Por mais que o braço da USP na Zona Leste seja defensável, entre outras razões porque são 3,3 milhões de pessoas a ocupar área praticamente esquecida na Capital, o descaso histórico com o Grande ABC é indesculpável. Provavelmente nenhum homem público conseguirá esgrimir com juízo e respeito argumento que desqualifique o Grande ABC nos critérios de prioridade para absorver uma unidade da USP. Não é preciso nem mesmo ir aos balanços municipais e denunciar o quanto de impostos estaduais são recolhidos na região. Basta a massa crítica de 2,5 milhões de habitantes.


Não bastasse a UFABC em Santo André, com perspectiva de contar em cinco anos com 20 mil alunos e ramificações em outros municípios, o governo Lula da Silva reservou para Diadema uma unidade da Unifesp (Universidade Federal de São Paulo) voltada para o setor de saúde.

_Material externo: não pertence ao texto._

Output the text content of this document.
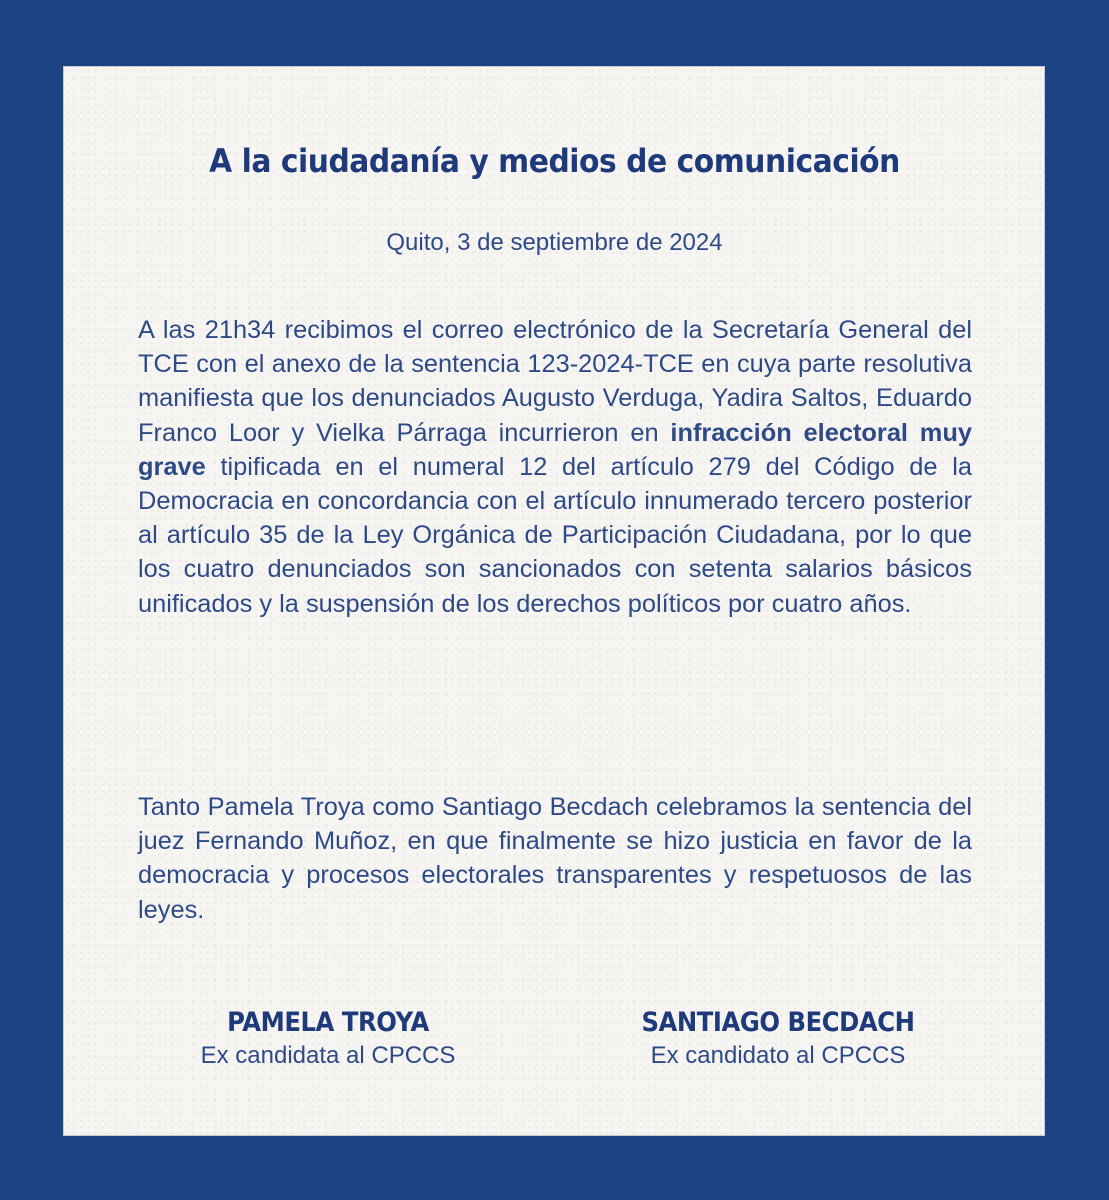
A la ciudadanía y medios de comunicación
Quito, 3 de septiembre de 2024

A las 21h34 recibimos el correo electrónico de la Secretaría General del TCE con el anexo de la sentencia 123-2024-TCE en cuya parte resolutiva manifiesta que los denunciados Augusto Verduga, Yadira Saltos, Eduardo Franco Loor y Vielka Párraga incurrieron en infracción electoral muy grave tipificada en el numeral 12 del artículo 279 del Código de la Democracia en concordancia con el artículo innumerado tercero posterior al artículo 35 de la Ley Orgánica de Participación Ciudadana, por lo que los cuatro denunciados son sancionados con setenta salarios básicos unificados y la suspensión de los derechos políticos por cuatro años.

Tanto Pamela Troya como Santiago Becdach celebramos la sentencia del juez Fernando Muñoz, en que finalmente se hizo justicia en favor de la democracia y procesos electorales transparentes y respetuosos de las leyes.

PAMELA TROYA
Ex candidata al CPCCS
SANTIAGO BECDACH
Ex candidato al CPCCS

As Fatec (Faculdades de Tecnologia) que o governo do Estado implementou em São Bernardo e em Mauá são insuficientes prêmios de consolação pelas restritas dimensões de impactar de fato o mercado de trabalho da região. Principalmente porque contam com currículos que não asseguram sincronia com objetivos estratégicos da economia regional. Objetivos estratégicos que, por sua vez, são permeados de dilema: por um lado considera-se vital a potencialização do parque automotivo com o suporte do pólo petroquímico; por outro sugere-se, em detrimento dos primeiros, a diversificação de matrizes produtivas e da oferta do terciário. Fala-se pouco de terciário de alto valor agregado, mais íntimo das atividades industriais.


A bifurcação não é necessariamente excludente. Mais que isso, provavelmente inclusiva mas que, por falta de regionalidade institucional, o Grande ABC não consegue dar resposta. Essa situação pode comprometer inclusive os resultados da Universidade Federal. Enquanto o governo federal e algumas lideranças locais defendem objetivos regionais à instituição, o reitor Hermano Tavares tem olhos postos no horizonte nem sempre bem definido do País. A nítida vantagem do governo Lula da Silva no campo universitário sobre os tucanos que dirigiram os paulistas nos últimos 12 anos poderá ser aumentada com a adequação curricular às demandas atuais e às eventuais novas vocações do Grande ABC. Ou poderá reduzir-se caso a UFABC caminhe pelo terreno tortuoso de objetivos nacionais que deixariam poucos frutos locais.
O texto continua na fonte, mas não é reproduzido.